We have seen one error demonstrated this past week in the ELCA - the error of gross antinomianism, where the clear Word of God is ignored and written off so that people can do whatever they want (and feel good about how enlightened and open minded they are). When we see this error happen, we who recognize this for the error it is must not fall into the equal and opposite error in response - the error of legalism - where we go beyond the Word of God (which is ignoring it just as much) and mandate things which are not mandated by God (and feel good about how righteous and moral and dedicated we are).

It is the error of legalism that is more common in the LCMS - where we will place the traditions of man above the Word of God - and not merely place the traditions as something to follow because they are a good idea, because they are beneficial, because they ensure good order among us - but because they are "right".

I once heard a pastor who I like and respect (although disagree with on occasion - as we shall see) say that if we do not see God give permission for something in Scripture, we cannot do it. In somethings I can see this - if God is telling the priests how they are to do something. . . that's how you do it. Period. Unless God says, do this this way.

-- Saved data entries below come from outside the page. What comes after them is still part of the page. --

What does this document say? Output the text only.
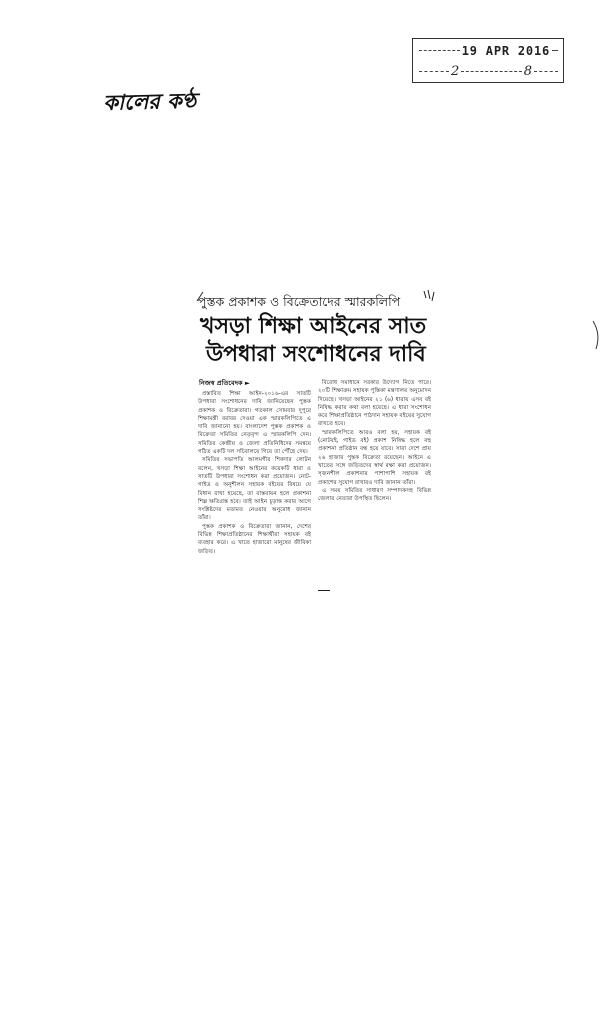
19 APR 2016
2	8
কালের কণ্ঠ
পুস্তক প্রকাশক ও বিক্রেতাদের স্মারকলিপি
খসড়া শিক্ষা আইনের সাত
উপধারা সংশোধনের দাবি
নিজস্ব প্রতিবেদক ►

প্রস্তাবিত শিক্ষা আইন-২০১৬-এর সাতটি উপধারা সংশোধনের দাবি জানিয়েছেন পুস্তক প্রকাশক ও বিক্রেতারা। গতকাল সোমবার দুপুরে শিক্ষামন্ত্রী বরাবর দেওয়া এক স্মারকলিপিতে এ দাবি জানানো হয়। বাংলাদেশ পুস্তক প্রকাশক ও বিক্রেতা সমিতির নেতৃবৃন্দ এ স্মারকলিপি দেন। সমিতির কেন্দ্রীয় ও জেলা প্রতিনিধিদের সমন্বয়ে গঠিত একটি দল সচিবালয়ে গিয়ে তা পৌঁছে দেয়।

সমিতির সভাপতি আলমগীর শিকদার লোটন বলেন, খসড়া শিক্ষা আইনের কয়েকটি ধারা ও সাতটি উপধারা সংশোধন করা প্রয়োজন। নোট-গাইড ও অনুশীলন সহায়ক বইয়ের বিষয়ে যে বিধান রাখা হয়েছে, তা বাস্তবায়ন হলে প্রকাশনা শিল্প ক্ষতিগ্রস্ত হবে। তাই আইন চূড়ান্ত করার আগে সংশ্লিষ্টদের মতামত নেওয়ার অনুরোধ জানান তাঁরা।

পুস্তক প্রকাশক ও বিক্রেতারা জানান, দেশের বিভিন্ন শিক্ষাপ্রতিষ্ঠানের শিক্ষার্থীরা সহায়ক বই ব্যবহার করে। এ খাতে হাজারো মানুষের জীবিকা জড়িত।

বিরোধ সমাধানে সরকার উদ্যোগ নিতে পারে। ২০টি শিক্ষাক্রম সহায়ক পুস্তিকা মন্ত্রণালয় অনুমোদন দিয়েছে। খসড়া আইনের ২১ (৬) ধারায় এসব বই নিষিদ্ধ করার কথা বলা হয়েছে। এ ধারা সংশোধন করে শিক্ষাপ্রতিষ্ঠানে পাঠদান সহায়ক বইয়ের সুযোগ রাখতে হবে।

স্মারকলিপিতে আরও বলা হয়, সহায়ক বই (নোটবই, গাইড বই) প্রকাশ নিষিদ্ধ হলে বহু প্রকাশনা প্রতিষ্ঠান বন্ধ হয়ে যাবে। সারা দেশে প্রায় ২৬ হাজার পুস্তক বিক্রেতা রয়েছেন। আইনে এ খাতের সঙ্গে জড়িতদের স্বার্থ রক্ষা করা প্রয়োজন। সৃজনশীল প্রকাশনার পাশাপাশি সহায়ক বই প্রকাশের সুযোগ রাখারও দাবি জানান তাঁরা।

এ সময় সমিতির সাধারণ সম্পাদকসহ বিভিন্ন জেলার নেতারা উপস্থিত ছিলেন।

However, the vast majority of commandments are not descriptive (Do things this way), but prohibitive (Thou shall not). When a command is descriptive, we dare not go beyond it. However, when it comes to things that are forbidden, we cannot *add* to these either.

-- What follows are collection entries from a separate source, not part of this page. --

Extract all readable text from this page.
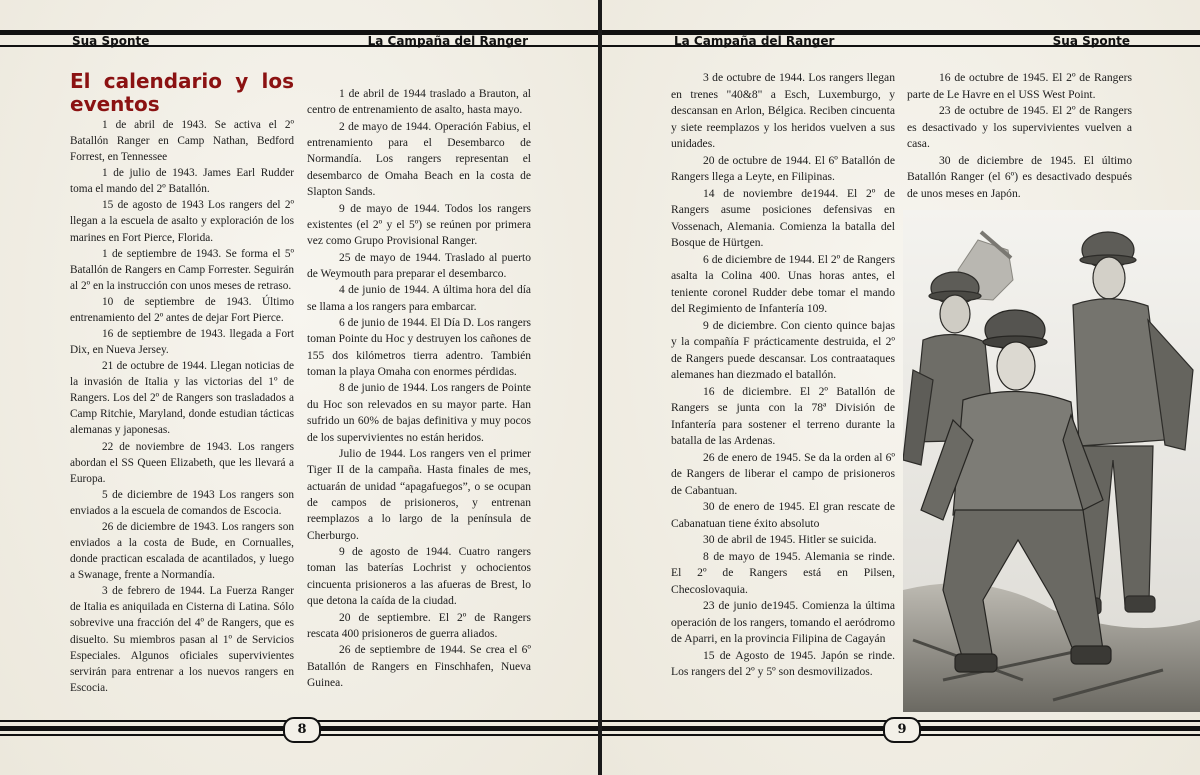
Sua Sponte	La Campaña del Ranger
El calendario y los eventos

1 de abril de 1943. Se activa el 2º Batallón Ranger en Camp Nathan, Bedford Forrest, en Tennessee

1 de julio de 1943. James Earl Rudder toma el mando del 2º Batallón.

15 de agosto de 1943 Los rangers del 2º llegan a la escuela de asalto y exploración de los marines en Fort Pierce, Florida.

1 de septiembre de 1943. Se forma el 5º Batallón de Rangers en Camp Forrester. Seguirán al 2º en la instrucción con unos meses de retraso.

10 de septiembre de 1943. Último entrenamiento del 2º antes de dejar Fort Pierce.

16 de septiembre de 1943. llegada a Fort Dix, en Nueva Jersey.

21 de octubre de 1944. Llegan noticias de la invasión de Italia y las victorias del 1º de Rangers. Los del 2º de Rangers son trasladados a Camp Ritchie, Maryland, donde estudian tácticas alemanas y japonesas.

22 de noviembre de 1943. Los rangers abordan el SS Queen Elizabeth, que les llevará a Europa.

5 de diciembre de 1943 Los rangers son enviados a la escuela de comandos de Escocia.

26 de diciembre de 1943. Los rangers son enviados a la costa de Bude, en Cornualles, donde practican escalada de acantilados, y luego a Swanage, frente a Normandía.

3 de febrero de 1944. La Fuerza Ranger de Italia es aniquilada en Cisterna di Latina. Sólo sobrevive una fracción del 4º de Rangers, que es disuelto. Su miembros pasan al 1º de Servicios Especiales. Algunos oficiales supervivientes servirán para entrenar a los nuevos rangers en Escocia.

1 de abril de 1944 traslado a Brauton, al centro de entrenamiento de asalto, hasta mayo.

2 de mayo de 1944. Operación Fabius, el entrenamiento para el Desembarco de Normandía. Los rangers representan el desembarco de Omaha Beach en la costa de Slapton Sands.

9 de mayo de 1944. Todos los rangers existentes (el 2º y el 5º) se reúnen por primera vez como Grupo Provisional Ranger.

25 de mayo de 1944. Traslado al puerto de Weymouth para preparar el desembarco.

4 de junio de 1944. A última hora del día se llama a los rangers para embarcar.

6 de junio de 1944. El Día D. Los rangers toman Pointe du Hoc y destruyen los cañones de 155 dos kilómetros tierra adentro. También toman la playa Omaha con enormes pérdidas.

8 de junio de 1944. Los rangers de Pointe du Hoc son relevados en su mayor parte. Han sufrido un 60% de bajas definitiva y muy pocos de los supervivientes no están heridos.

Julio de 1944. Los rangers ven el primer Tiger II de la campaña. Hasta finales de mes, actuarán de unidad “apagafuegos”, o se ocupan de campos de prisioneros, y entrenan reemplazos a lo largo de la península de Cherburgo.

9 de agosto de 1944. Cuatro rangers toman las baterías Lochrist y ochocientos cincuenta prisioneros a las afueras de Brest, lo que detona la caída de la ciudad.

20 de septiembre. El 2º de Rangers rescata 400 prisioneros de guerra aliados.

26 de septiembre de 1944. Se crea el 6º Batallón de Rangers en Finschhafen, Nueva Guinea.

8
La Campaña del Ranger	Sua Sponte

3 de octubre de 1944. Los rangers llegan en trenes "40&8" a Esch, Luxemburgo, y descansan en Arlon, Bélgica. Reciben cincuenta y siete reemplazos y los heridos vuelven a sus unidades.

20 de octubre de 1944. El 6º Batallón de Rangers llega a Leyte, en Filipinas.

14 de noviembre de1944. El 2º de Rangers asume posiciones defensivas en Vossenach, Alemania. Comienza la batalla del Bosque de Hürtgen.

6 de diciembre de 1944. El 2º de Rangers asalta la Colina 400. Unas horas antes, el teniente coronel Rudder debe tomar el mando del Regimiento de Infantería 109.

9 de diciembre. Con ciento quince bajas y la compañía F prácticamente destruida, el 2º de Rangers puede descansar. Los contraataques alemanes han diezmado el batallón.

16 de diciembre. El 2º Batallón de Rangers se junta con la 78ª División de Infantería para sostener el terreno durante la batalla de las Ardenas.

26 de enero de 1945. Se da la orden al 6º de Rangers de liberar el campo de prisioneros de Cabantuan.

30 de enero de 1945. El gran rescate de Cabanatuan tiene éxito absoluto

30 de abril de 1945. Hitler se suicida.

8 de mayo de 1945. Alemania se rinde. El 2º de Rangers está en Pilsen, Checoslovaquia.

23 de junio de1945. Comienza la última operación de los rangers, tomando el aeródromo de Aparri, en la provincia Filipina de Cagayán

15 de Agosto de 1945. Japón se rinde. Los rangers del 2º y 5º son desmovilizados.

16 de octubre de 1945. El 2º de Rangers parte de Le Havre en el USS West Point.

23 de octubre de 1945. El 2º de Rangers es desactivado y los supervivientes vuelven a casa.

30 de diciembre de 1945. El último Batallón Ranger (el 6º) es desactivado después de unos meses en Japón.

9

Thus, I will say this - Unless God has forbidden something, we dare not forbid it.

There is a reason for this. We have the great and wonderful gift of freedom - that we are free as Christians to go and love our neighbor is pleasing to us as God's new creations. However, when we see people eschew this freedom and return to the yoke of sin (often in the name of "freedom"), our reaction can be to flee to the law ourselves and make new lines in the sand so that we not abuse our freedom in the same way. We will abandon freedom for fear of sin - and that is not Godly, for freedom is His gift to us.

I would say that same thing happens politically - when there is fear because people break the law, our response is often to make more laws - it makes us feel better. Oh, someone shot someone else with an illegal gun -- well, how would making more guns illegal have fixed that? Sadly, in the Church we will do the same thing, create new laws of our own devising that do nothing but curtail freedom.

Hold on to your freedom - live it out. And when you fail, confess your sins and delight in Christ's forgiveness. But neither and antinomian nor a legalist be!